Recently, international capital flow into Vietnamese banks has also been more diverse in purpose. The traditional purpose of funding activities is for banks to expand their loan portfolios for SMEs, women-owned enterprises, and projects in the field of environment and climate change in Vietnam. However, a loan of USD 150 mln from IFC has a term of five years with the purpose of supporting VIB to promote a loan portfolio for individual customers to buy, build, and repair houses to live in.
Prestige of banks
The mobilization of international capital at this time will reduce the pressure of domestic capital mobilization. Although international capital mobilization will face challenges in managing interest rate and exchange rate risks. However, some experts believe that the State Bank of Vietnam has enough regulatory tools for capital to be invested or reinvested.
This capital can help the bank balance the lack of medium- and long-term capital that has been outstanding for many years. In addition, the successful international capital calling from major financial institutions in the West not only help banks have more internal resources and operational capabilities to expand the market, but also reaffirm prestige and brand in the international market, thereby attracting back partners from other fastidious markets.
The Vietnamese economy is in dire need of capital. Compared with Foreign Direct Investment (FDI) capital, cash flow from indirect credit financing activities from foreign organizations reduces the approval process related to efficiency issues and environmental impact. Compared with non-credit institutions, the conditions for foreign loans of credit institutions are also better. For instance, credit institutions that want to borrow medium and long-term foreign loans must comply with regulations of the State Bank of Vietnam on safety in banking operations. On the other hand, non-credit enterprises must meet more conditions for approval and regulations on loans.
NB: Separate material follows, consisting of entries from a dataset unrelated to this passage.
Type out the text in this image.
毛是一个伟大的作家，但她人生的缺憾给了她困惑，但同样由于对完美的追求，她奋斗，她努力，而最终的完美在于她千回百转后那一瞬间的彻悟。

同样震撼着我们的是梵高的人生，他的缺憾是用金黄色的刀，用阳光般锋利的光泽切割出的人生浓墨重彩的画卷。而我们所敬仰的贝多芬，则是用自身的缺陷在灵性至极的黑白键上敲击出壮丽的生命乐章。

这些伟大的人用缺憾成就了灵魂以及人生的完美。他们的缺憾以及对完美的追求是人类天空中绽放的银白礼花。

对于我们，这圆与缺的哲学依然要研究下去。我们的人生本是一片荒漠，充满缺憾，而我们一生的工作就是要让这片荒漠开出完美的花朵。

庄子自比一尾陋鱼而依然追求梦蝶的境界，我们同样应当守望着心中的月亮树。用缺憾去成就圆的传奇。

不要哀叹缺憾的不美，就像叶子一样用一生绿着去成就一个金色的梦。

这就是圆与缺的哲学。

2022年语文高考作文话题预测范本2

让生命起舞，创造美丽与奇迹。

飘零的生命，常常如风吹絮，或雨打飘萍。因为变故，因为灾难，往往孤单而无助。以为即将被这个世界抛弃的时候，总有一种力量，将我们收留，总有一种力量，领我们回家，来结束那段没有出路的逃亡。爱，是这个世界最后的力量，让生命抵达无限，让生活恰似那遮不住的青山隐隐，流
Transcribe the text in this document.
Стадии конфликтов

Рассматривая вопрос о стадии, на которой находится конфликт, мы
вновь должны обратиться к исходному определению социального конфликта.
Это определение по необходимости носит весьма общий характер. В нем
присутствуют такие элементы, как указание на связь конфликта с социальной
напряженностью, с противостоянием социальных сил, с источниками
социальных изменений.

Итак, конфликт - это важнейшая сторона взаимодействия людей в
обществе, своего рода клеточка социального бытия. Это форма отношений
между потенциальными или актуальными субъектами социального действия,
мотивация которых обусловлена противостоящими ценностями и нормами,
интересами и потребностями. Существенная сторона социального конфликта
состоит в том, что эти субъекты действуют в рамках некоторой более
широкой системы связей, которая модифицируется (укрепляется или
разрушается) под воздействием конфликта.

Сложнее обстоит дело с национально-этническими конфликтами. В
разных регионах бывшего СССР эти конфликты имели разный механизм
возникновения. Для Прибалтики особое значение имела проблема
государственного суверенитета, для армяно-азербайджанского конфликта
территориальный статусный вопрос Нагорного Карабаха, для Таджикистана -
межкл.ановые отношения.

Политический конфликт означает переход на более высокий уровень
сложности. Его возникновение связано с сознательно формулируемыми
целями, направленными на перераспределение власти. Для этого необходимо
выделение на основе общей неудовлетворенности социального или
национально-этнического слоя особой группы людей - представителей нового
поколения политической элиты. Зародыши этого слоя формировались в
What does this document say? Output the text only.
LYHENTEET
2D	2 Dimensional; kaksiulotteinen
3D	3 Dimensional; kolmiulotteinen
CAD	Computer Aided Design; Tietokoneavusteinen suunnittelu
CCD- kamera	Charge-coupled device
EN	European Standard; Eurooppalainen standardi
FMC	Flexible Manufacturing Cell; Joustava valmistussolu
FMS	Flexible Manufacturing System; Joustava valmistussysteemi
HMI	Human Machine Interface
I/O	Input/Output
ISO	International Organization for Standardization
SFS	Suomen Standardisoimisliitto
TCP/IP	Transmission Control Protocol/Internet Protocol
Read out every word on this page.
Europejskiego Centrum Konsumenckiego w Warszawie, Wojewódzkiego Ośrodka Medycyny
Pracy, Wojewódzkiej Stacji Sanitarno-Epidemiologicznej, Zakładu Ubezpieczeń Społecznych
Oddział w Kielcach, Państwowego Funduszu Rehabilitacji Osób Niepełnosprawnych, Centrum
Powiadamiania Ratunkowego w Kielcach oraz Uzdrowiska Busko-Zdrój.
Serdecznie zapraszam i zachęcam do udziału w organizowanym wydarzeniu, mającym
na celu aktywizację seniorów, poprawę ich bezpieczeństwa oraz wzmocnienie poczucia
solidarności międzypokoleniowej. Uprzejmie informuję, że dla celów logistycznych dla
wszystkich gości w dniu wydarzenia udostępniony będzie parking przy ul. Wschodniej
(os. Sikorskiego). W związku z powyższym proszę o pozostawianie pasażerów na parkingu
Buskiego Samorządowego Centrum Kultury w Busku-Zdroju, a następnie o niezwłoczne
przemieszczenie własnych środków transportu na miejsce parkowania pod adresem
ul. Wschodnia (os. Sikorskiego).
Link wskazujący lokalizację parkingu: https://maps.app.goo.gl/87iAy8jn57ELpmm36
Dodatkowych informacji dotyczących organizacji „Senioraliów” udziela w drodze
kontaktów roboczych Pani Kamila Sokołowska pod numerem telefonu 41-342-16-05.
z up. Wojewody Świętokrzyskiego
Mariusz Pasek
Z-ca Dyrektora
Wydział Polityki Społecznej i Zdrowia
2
Although it is more convenient than non-credit institutions in accessing international loans, banks that have received credit financing from foreign financial institutions in recent years have not changed much. They are still banks that have a history of being funded for many years before.
This shows that this capital flow is not accessible to all banks. Because in order to successfully mobilize syndicate loans in the international market or issue international bonds with great value, attractive interest rates, and maturity periods, banks must undergo a thorough evaluation by international organizations for the quality of operations, risk management, development potential, and segment strategy in accordance with set criteria.
Therefore, there have been many small-scale banks that have been looking for foreign strategic partners for a long time but have failed because they did not meet the criteria according to international practice. Similarly, the health of a bank as well as the customer segment of many banks currently does not match approval standards, leading to their exclusion from the list of major financial institutions.